Some apples remain always just out of reach
of three-legged ladders and our outstretched
hands, as in October, when yellow jackets growl
inside overripe fruit that never seems to fall,
no matter the wind. Russet globes hang in trees,
rusting, mushy, molding, but very sweet
under the skin, a drunken feast for those of us
who haven’t forgotten our wings nor how we use
these to fly. It’s not really a generous concession,
a tenth part, though it’s no less our boon when—
in the crowns of those trees in January,
sky low and bleak, nuthatch, waxwing, towhee,
and the loud, misanthropic jay, all hungry
vagrants of the snow, jabber as though at a Jubilee.

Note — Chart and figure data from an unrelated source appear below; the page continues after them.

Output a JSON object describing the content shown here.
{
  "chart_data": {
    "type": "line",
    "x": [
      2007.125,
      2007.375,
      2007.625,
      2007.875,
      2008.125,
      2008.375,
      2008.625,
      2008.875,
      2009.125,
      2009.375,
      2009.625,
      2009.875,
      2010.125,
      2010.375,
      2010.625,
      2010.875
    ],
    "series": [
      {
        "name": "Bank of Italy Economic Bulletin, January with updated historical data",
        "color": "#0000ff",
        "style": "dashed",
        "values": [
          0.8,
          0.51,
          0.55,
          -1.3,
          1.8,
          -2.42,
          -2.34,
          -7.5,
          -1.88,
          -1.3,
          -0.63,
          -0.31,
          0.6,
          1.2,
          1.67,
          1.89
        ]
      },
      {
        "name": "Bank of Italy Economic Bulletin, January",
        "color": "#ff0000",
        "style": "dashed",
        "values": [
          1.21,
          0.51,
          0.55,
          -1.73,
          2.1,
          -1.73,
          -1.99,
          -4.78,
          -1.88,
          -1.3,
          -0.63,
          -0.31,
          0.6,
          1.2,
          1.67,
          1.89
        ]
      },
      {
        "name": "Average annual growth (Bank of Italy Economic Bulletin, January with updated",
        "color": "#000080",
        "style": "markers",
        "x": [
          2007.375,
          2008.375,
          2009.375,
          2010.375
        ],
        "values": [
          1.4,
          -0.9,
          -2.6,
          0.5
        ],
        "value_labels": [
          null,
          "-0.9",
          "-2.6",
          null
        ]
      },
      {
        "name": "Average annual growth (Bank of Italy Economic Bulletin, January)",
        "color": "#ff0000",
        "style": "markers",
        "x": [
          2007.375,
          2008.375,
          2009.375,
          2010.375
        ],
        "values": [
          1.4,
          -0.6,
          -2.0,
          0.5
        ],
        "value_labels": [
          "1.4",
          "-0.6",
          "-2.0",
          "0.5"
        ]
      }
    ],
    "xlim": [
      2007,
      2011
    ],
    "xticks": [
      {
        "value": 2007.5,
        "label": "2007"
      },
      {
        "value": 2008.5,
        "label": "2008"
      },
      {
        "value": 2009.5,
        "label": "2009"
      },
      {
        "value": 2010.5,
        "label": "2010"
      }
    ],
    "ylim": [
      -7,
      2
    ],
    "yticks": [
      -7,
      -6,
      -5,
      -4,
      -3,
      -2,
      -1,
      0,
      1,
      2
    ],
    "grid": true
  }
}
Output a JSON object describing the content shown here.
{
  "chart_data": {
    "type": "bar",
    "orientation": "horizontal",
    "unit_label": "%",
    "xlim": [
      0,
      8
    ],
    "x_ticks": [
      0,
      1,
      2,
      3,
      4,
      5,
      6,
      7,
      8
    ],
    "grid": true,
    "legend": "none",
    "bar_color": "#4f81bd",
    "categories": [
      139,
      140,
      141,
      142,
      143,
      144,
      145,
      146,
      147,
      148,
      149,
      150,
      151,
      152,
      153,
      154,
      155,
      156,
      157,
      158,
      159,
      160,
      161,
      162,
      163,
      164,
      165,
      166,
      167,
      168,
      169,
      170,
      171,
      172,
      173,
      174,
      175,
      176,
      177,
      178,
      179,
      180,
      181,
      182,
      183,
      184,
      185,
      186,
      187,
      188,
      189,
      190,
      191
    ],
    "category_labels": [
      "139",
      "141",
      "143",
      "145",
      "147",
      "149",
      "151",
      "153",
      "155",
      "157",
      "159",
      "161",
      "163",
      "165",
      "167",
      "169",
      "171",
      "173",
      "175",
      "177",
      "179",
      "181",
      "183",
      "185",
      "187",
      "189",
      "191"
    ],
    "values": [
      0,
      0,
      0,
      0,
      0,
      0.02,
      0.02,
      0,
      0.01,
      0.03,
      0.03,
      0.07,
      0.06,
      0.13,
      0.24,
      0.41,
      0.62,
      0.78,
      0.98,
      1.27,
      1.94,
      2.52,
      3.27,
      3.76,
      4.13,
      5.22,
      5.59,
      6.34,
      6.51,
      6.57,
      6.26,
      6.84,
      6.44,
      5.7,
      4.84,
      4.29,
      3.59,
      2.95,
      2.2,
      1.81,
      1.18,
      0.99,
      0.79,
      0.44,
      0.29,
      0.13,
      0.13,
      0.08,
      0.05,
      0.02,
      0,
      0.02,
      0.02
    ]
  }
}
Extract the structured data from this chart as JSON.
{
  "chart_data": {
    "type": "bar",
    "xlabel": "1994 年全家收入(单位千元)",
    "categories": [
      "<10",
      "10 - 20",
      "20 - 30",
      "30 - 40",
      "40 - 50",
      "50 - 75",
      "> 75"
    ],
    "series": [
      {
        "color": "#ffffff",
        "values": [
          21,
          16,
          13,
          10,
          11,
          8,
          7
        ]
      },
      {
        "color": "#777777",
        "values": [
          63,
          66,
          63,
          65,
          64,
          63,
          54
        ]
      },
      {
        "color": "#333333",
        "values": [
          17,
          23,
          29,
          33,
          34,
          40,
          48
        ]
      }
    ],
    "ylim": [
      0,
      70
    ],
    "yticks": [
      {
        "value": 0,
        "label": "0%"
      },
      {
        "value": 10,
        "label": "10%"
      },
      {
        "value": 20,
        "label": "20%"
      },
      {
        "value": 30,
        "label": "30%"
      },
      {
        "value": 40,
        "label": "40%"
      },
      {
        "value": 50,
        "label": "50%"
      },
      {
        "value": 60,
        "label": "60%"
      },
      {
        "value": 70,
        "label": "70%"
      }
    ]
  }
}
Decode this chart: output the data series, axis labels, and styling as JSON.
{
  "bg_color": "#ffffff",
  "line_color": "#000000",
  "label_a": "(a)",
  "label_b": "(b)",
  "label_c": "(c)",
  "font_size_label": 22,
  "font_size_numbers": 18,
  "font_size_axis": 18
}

from Folly © Lost Horse Press, 2014
Reprinted with Permission. Buy now

A “tithe,” as Axelrod points out, is that “tenth part” of income or harvest set aside as an offering to God, or for works of mercy. The gesture’s meant to short-circuit our often-instinctive drive to claim all that we can, to store up what we don’t need now against an uncertain future. This sonically rich sonnet always reminds me of what Wendell Berry says in his book, What Are People For?: “If one is living by the tithes of history’s most destructive economy, then the disembodiment of the soul becomes the chief of worldly conveniences.” If we tithe our time and energy with the intention only of acquiring more money and so-called power, it can become easier and easier to sacrifice our soul. Better to feed ourselves, both he and Axelrod seem to say, by feeding the world in ways both large and small, even if it is simply with “Some apples,” we couldn’t reach, and which are now “rusting, mushy, moldy, but very sweet/under the skin.”

There are countless chances to practice generosity, to give a bit more than is comfortable. If I’m moved to give just change to the women and men I meet on the street, I try to offer a dollar or more. If my mother expects me to visit for a few days, I stay a little longer. My husband and I also make it a practice to leave pieces of stale bread for the crows and jays that “jabber” around our house. And this poem ecstatically shows us that there can be a direct reward for such giving. The apples, whose sweetness the speaker was forced to abandon, become a “boon when—/in the arms of those trees in January,” birds crowd around for their “drunken feast” and “jabber as at a Jubilee,” lending both color and song to an otherwise “bleak” and silent morning. Axelrod’s poem ultimately asks: Who among us wouldn’t leave behind something to feed those “hungry/vagrants of the snow,” knowing how little it takes to make them happy, knowing that their happiness is transferable, and instantly becomes our own?